You can use the Copy API to copy custom models from one Document Intelligence account into others that exist in any supported geographical region. For detailed instructions, see Disaster recovery.
The copy operation is limited to copying models within the specific cloud environment where you trained the model. For instance, copying models from the public cloud to the Azure Government cloud isn't supported.
Am I charged when training a custom models?
Yes.
Training is free for all custom template models. However, creating the training dataset for all models requires running the Layout model on the training documents. Customers are responsible for this cost.
Storage account
Is there an expiry time for the shared access signature (SAS) token that I for my storage account authentication?
Yes.
When you create a shared access signature (SAS), the default duration is 48 hours. After 48 hours, you need to create a new token.
Consider setting a longer duration period for the time that you're using your storage account with Document Intelligence.
Can Document Intelligence access data in my storage account if it is behind a virtual network or firewall?
No, not directly.
Document Intelligence can't access your storage account if it's protected by a virtual network or firewall.
However, private Azure storage account access and authentication support managed identities for Azure resources. When you use a managed identity, the Document Intelligence service can access your storage account by using an assigned credential.
If you intend to analyze your private storage account data by using FOTT, you must deploy the tool behind the virtual network or firewall.
Learn how to create and use a managed identity for your Document Intelligence resource.
Containers
Can I use local storage for the Document Intelligence Sample Labeling Tool (FOTT) container?
Yes.
FOTT has a version that uses local storage. The version needs to be installed on a Windows machine. You can install it from this location.
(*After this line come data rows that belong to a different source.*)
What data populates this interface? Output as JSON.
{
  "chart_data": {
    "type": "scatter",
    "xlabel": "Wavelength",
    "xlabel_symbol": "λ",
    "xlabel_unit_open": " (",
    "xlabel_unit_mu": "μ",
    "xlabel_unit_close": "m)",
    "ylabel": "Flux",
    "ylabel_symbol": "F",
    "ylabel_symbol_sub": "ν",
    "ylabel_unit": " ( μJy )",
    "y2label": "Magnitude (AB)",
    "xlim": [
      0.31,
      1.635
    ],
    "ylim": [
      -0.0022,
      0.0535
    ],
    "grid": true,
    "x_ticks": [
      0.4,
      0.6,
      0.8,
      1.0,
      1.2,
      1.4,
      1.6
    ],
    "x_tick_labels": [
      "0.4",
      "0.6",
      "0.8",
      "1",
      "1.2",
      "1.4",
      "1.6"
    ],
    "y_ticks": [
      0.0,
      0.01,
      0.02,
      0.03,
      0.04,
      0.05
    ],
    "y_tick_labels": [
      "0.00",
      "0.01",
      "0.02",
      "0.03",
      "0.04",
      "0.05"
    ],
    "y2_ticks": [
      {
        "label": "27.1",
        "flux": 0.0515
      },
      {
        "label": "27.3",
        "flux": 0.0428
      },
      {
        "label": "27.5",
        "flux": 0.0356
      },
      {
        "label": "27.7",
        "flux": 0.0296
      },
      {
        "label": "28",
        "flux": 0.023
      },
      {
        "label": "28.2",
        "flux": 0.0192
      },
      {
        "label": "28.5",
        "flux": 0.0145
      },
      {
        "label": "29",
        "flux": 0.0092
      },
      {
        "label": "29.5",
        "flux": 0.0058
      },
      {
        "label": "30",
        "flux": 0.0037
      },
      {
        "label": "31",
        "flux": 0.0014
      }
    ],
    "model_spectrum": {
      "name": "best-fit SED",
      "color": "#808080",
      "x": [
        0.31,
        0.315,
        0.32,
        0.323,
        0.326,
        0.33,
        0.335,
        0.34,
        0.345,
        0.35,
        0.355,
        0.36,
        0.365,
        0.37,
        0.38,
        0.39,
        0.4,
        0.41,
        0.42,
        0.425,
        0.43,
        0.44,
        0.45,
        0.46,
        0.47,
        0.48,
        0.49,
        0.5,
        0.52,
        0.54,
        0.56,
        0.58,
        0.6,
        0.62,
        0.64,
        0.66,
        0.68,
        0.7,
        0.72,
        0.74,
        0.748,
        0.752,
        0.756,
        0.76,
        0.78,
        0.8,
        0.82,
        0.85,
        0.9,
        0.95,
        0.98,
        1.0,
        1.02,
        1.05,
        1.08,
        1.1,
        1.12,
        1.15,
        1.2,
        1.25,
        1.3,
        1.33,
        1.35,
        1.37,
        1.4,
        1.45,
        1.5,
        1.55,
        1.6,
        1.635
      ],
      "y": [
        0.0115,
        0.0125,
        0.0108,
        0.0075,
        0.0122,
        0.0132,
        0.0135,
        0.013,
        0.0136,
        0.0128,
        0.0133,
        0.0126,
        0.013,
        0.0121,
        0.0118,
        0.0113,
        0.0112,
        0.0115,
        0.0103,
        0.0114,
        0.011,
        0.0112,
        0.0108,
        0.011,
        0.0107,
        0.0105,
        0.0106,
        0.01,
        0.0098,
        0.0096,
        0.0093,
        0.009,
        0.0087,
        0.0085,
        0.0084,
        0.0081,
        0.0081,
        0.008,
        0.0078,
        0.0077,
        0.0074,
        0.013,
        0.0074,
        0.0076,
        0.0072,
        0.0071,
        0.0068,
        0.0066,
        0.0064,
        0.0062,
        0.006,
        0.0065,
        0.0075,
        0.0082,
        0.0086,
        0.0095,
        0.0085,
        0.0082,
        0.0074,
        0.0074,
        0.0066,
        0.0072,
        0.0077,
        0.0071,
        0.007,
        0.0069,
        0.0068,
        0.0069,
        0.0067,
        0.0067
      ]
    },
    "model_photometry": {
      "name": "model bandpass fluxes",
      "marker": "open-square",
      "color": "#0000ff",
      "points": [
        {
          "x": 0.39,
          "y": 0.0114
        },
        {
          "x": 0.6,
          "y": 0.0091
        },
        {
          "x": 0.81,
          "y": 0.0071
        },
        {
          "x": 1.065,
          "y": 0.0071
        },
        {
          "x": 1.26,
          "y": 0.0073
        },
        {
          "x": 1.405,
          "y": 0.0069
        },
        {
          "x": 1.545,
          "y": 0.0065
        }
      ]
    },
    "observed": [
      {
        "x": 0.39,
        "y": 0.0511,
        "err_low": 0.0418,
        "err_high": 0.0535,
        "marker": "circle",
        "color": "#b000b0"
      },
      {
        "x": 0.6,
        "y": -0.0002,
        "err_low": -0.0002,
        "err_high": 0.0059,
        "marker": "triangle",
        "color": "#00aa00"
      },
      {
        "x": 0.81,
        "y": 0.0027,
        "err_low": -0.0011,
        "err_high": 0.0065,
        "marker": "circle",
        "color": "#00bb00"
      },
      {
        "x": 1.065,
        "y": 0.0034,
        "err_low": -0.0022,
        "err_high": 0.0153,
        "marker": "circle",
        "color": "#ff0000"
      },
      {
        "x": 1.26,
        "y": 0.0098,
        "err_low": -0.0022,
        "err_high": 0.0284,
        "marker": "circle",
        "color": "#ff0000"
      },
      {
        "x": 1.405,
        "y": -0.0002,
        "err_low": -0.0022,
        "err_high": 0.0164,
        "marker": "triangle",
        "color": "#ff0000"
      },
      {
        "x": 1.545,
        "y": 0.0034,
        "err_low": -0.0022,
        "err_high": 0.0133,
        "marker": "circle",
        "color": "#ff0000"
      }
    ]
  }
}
On the project page, specify the label folder URI as /shared or /shared/sub-dir if your labeling files are in a subdirectory. All other Document Intelligence Sample Labeling Tool behavior is the same as the hosted service.
Is there a best practice for scaling up?
Yes.
For asynchronous calls, you can run multiple containers with shared storage. The container that's processing the POST
analyze call stores the output in the storage. Then, any other container can fetch the results from the storage and serve the GET
calls. The request ID isn't tied to a container.
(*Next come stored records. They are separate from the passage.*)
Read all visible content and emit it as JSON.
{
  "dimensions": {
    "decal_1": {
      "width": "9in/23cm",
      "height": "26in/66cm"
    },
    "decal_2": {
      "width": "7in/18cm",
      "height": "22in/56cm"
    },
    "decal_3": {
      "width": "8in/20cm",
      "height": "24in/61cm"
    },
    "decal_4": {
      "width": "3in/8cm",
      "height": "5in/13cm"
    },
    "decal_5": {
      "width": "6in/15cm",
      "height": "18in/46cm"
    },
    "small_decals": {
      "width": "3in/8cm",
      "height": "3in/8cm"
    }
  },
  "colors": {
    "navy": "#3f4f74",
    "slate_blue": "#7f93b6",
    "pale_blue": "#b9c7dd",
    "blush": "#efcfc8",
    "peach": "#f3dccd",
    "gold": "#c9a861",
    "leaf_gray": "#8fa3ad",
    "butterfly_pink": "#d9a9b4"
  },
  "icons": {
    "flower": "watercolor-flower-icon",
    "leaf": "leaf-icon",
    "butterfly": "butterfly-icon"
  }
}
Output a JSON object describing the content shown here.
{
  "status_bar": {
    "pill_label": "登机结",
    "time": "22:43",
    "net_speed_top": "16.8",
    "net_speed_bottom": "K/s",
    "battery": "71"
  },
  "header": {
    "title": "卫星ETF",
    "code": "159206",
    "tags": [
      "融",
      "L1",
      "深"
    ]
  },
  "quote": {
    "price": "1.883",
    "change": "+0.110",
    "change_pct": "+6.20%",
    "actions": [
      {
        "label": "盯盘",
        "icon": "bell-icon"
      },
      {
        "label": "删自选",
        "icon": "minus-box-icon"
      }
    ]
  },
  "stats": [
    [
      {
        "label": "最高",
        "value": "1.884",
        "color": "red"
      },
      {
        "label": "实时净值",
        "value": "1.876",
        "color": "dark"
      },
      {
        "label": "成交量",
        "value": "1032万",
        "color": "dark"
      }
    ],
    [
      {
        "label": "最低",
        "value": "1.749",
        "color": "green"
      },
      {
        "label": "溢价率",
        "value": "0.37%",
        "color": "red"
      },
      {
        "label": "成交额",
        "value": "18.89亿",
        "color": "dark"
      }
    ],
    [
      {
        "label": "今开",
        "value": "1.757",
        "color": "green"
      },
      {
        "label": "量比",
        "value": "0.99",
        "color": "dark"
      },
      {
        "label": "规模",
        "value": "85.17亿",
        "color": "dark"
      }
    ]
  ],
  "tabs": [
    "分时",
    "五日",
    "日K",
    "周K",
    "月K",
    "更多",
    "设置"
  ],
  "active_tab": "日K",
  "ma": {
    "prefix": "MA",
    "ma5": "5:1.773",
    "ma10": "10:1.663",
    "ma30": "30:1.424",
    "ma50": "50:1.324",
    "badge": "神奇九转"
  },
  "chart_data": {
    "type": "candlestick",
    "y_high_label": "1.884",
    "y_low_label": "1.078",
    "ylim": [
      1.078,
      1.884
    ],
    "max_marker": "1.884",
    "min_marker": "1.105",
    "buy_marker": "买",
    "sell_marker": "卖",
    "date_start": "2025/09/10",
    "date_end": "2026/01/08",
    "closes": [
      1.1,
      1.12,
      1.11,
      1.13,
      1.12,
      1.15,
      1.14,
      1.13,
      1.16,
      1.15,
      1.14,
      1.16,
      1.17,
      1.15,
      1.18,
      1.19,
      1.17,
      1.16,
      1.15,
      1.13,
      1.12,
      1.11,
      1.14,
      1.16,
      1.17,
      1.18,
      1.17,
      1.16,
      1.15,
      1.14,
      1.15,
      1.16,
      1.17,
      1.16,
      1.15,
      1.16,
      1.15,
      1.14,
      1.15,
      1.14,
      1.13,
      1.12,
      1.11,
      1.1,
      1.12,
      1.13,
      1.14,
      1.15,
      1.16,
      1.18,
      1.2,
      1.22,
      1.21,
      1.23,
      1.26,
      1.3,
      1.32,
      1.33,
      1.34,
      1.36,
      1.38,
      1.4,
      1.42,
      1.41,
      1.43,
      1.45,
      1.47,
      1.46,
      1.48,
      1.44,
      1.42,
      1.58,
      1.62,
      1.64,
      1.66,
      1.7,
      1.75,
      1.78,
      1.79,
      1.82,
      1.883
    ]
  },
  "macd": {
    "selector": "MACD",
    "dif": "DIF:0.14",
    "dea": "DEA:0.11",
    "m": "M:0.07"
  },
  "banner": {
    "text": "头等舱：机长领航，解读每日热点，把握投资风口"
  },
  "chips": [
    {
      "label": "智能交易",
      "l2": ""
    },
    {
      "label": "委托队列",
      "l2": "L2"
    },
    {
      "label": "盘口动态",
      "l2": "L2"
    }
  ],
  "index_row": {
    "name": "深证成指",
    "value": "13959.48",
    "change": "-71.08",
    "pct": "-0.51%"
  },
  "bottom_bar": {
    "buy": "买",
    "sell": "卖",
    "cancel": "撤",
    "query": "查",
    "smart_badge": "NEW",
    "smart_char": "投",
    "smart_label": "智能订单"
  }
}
For synchronous calls, you can run multiple containers, but only one container serves a request. Because it's a blocking call, any container from the pool can serve the request and send the response. Here, only one container is tied to a request at a time, and no polling is required.
Can I set up containers with shared storage?
Yes.
The containers use the Mounts: Shared
property while starting up for specifying the shared storage to store the processing files. To see the use of this property, refer to the containers documentation.
Security and privacy
Does Document Intelligence store my data?
Yes, briefly.
For all features, Document Intelligence temporarily stores data and results in Azure Storage in the same region as the request. Your data is then deleted within 24 hours from the time that you submit an analyze request.
For trained custom models, the interim outputs after analysis and labeling are stored in the same Azure Storage location where you store your training data. The trained custom models are stored in Azure Storage in the same region, and are logically isolated with your Azure subscription and API credentials.
More help and support
Are there other resources available to provide solutions to Azure AI Document Intelligence questions?
Yes.
Microsoft Q & A is the home for technical questions and answers at Microsoft. You can filter queries that are specific to Document Intelligence.
Can I provide direct feedback if the service doesn't recognize specific text, or recognizes it incorrectly, when I'm labeling documents?
Yes.
We continually update and improve the Document Intelligence models. You can email the Document Intelligence team. If possible, share a sample document with the issue highlighted.